At an exhibition in Schaffhausen, Agnes met Rosmarie Schmid, with whom she researched symbols and signs of labyrinths. In 1987 Agnes co-founded the Labyrinth International project, a transitional project of placing labyrinths in public spaces specifically to support women. Agnes designed the logo for this organization. 
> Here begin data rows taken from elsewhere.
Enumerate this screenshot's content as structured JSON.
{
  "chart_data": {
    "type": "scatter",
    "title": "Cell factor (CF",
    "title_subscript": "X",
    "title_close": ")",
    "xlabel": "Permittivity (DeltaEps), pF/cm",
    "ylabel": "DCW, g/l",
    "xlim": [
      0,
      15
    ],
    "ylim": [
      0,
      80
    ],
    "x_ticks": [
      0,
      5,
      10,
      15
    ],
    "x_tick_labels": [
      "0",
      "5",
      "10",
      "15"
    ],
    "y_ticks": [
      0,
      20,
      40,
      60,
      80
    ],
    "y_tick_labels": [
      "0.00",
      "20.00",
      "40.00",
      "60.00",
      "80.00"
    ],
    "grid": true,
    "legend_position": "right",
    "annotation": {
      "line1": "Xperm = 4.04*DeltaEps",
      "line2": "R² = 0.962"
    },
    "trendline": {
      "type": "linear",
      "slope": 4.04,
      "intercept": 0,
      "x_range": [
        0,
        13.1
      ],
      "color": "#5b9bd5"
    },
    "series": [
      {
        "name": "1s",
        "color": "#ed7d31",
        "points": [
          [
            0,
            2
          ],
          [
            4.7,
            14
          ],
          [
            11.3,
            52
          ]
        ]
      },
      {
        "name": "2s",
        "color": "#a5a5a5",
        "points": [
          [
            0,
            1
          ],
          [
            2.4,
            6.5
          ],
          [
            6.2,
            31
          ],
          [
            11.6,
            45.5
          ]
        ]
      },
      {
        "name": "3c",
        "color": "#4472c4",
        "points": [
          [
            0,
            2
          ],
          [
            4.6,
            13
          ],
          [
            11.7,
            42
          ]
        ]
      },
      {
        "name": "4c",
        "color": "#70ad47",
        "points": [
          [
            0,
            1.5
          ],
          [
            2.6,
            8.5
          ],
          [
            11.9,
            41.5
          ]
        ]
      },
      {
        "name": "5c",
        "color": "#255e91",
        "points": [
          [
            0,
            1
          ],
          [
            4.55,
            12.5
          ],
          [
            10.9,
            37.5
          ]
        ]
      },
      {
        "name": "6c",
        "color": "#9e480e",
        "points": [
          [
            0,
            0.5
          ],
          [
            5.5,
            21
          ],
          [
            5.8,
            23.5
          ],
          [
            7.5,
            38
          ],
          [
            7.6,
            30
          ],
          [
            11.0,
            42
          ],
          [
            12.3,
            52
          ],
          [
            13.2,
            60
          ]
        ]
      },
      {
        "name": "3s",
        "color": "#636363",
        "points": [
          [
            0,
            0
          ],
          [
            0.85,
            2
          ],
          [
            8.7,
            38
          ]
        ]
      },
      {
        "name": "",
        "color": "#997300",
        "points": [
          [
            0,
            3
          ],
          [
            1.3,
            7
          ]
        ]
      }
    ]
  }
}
Agnes worked several times with the Hopi in Arizona and 1989, together with Anka Schmid and Hopi elder James Danaqyumtewa, she produced the documentary Techqua Ikachi, Land - My Life, which won the Kantons Solothurn Culture Award in 1990, was shown in the Sundance Film Festival Competition, and in 1992 at the San Francisco International Film Festival.

In 1991 Agnes and Rosmarie Schmid won the compettion to transform a former military barracks in Zurich into a community garden space in the form of a labyrinth. In 1997, she created the art video Labyrinth Projections with Anka Schmid for the Festival of Arts in Lucerne. Today Agnes works as a freelance visual artist.